The 500 year old Tsushima Tenno Festival is one of Japan’s three major river festivals and is one of the biggest, most spectacular and beautiful of all summer festivals.
Staged on the fourth Saturday of July every year on the Tenno River in Tsushima, Aichi Prefecture, the Tsushima Tenno Festival was said to have been a favorite of local war-lords Oda Nobunaga and Toyotomi Hideyoshi, and today has been designated a Nationally Intangible Folk Cultural Asset.
Hideyoshi was so enamored with the festival, when he built Fushimi Castle south of Kyoto, he had planned on launching a similar festival on the Yodo River.
Tsushima is a small city, just west of Nagoya. Apart from the Tenno Festival, Tsushima is famous for its Autumn Festival and Wisteria Festivals, which also boast equally long histories and traditions.
Tsushima’s other claim to fame is the fact that there are more temples in Tsushima than there are in Kyoto!
The Night Festival
However, it is that fourth Saturday evening of July, the night of the “Yoimatsuri”, the Night Festival, and the celebrations that continue the next day with the “Asamatsuri”, or Morning Festival that has every one Tsushima bound.
The festival begins around sunset with exciting displays of antique samurai matchlock gun firing and hand held fireworks resembling upright bazookas sending fire, sparks and smoke tens of meters into the air. Singing and dancing also takes place before the highlight of the festival takes to the water.
Five large and graceful traditional Makiwara boats, being two boats strapped together with purified straw ropes and decorated with over 400 large paper lanterns arranged on three-meter-long bamboo poles in a dome-like shape supposed to represent a mountain, glide along the Tenno river, to the accompaniment of festival flute players. The reflections of the hundreds of lanterns in the dark, calm waters add to the ethereal effect.
The five boats represent the five former villages that made up Tsushima. The dome-shaped arrangement of 365 lanterns, one for each of the days in the year, features a further 12 or 13 lanterns displayed like antennae above it.
Under the orange-yellow dome of lanterns hang a further 30 red lanterns. More lanterns decorate the bow of this floating festival float, giving it the impression of a silent, low-flying UFO. It takes over an hour to light all the candles within the paper lanterns.
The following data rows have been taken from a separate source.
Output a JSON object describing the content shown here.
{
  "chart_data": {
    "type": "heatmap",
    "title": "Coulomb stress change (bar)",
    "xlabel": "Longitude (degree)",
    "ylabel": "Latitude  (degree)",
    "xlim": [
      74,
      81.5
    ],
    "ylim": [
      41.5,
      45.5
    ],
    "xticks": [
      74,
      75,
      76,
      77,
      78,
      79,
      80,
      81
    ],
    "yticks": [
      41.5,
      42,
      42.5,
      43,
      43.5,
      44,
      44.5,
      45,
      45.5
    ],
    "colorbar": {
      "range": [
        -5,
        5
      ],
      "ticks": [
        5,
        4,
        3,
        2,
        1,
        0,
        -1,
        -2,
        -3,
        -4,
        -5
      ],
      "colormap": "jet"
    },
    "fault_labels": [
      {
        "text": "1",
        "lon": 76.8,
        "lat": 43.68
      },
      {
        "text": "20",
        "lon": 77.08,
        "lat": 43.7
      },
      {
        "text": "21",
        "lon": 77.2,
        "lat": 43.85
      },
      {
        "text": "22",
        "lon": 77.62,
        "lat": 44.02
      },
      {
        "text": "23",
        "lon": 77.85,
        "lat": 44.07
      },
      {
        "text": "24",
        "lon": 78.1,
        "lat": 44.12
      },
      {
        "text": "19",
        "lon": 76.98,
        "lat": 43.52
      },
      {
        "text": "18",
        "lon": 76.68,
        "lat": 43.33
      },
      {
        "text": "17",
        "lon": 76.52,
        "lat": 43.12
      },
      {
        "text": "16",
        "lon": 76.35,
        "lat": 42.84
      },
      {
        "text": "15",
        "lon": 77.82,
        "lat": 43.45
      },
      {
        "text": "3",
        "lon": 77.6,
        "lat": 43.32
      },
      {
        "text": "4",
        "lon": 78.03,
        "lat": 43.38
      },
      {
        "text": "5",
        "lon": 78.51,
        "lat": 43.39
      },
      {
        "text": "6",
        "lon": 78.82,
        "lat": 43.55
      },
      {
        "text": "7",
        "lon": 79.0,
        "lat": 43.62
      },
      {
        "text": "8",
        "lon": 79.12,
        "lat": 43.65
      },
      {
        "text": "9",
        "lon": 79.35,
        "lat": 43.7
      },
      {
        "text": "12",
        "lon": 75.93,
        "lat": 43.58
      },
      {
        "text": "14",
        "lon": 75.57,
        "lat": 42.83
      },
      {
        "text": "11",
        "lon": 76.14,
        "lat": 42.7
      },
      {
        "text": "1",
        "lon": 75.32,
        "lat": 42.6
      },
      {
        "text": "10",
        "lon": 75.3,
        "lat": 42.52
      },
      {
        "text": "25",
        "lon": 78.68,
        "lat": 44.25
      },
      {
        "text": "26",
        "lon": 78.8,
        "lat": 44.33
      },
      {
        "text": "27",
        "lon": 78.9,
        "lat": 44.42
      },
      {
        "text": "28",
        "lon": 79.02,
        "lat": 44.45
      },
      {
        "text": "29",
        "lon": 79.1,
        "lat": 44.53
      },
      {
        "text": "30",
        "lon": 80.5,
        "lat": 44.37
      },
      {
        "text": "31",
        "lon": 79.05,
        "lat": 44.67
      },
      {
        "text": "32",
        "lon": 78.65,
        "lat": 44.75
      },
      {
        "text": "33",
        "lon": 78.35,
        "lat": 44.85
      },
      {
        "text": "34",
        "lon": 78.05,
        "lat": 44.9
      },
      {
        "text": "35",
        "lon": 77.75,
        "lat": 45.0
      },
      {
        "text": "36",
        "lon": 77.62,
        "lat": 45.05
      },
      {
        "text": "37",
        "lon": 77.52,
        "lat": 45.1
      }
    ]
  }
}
Many come dressed in light summer kimono called Yukata to watch from the riverside, others take to small boats to enjoy a meal, drinks, and entertainment. All the while, cameras click as the lantern-lit boats sail by, and fantastic fireworks roar like thunder in the sky above.
The Morning Festival
The next morning, the same five Makiwara boats are redecorated with gorgeous red, black, and gold hand-woven tapestries and mannequins dressed in Noh costumes.
These boats are joined by a sixth, known as the “Ichieguruma” from neighboring Higashiho-Cho. This boat too is decorated with dolls representing characters from Noh, Japan’s traditional performing arts. Also on board are ten men, armed with cloth-covered halberds.
These ten have been specially chosen to take part in a ritual, whereby they dive off the boat with the halberd, before swimming, or walking to shore to present the broad-bladed pole-arm to the gods of the Tsushima Shrine.
Like most Japanese festivals, the rest of the day is filled with various displays, events, food, and enjoyment.
Tushima Shrine
If you find yourself in Japan in late July, be sure to be in Tsushima for both days of one of Japan’s biggest and most spectacular festivals, the Tsushima Tenno Matsuri. It’s an awe-inspiring sight on a hot summer’s night!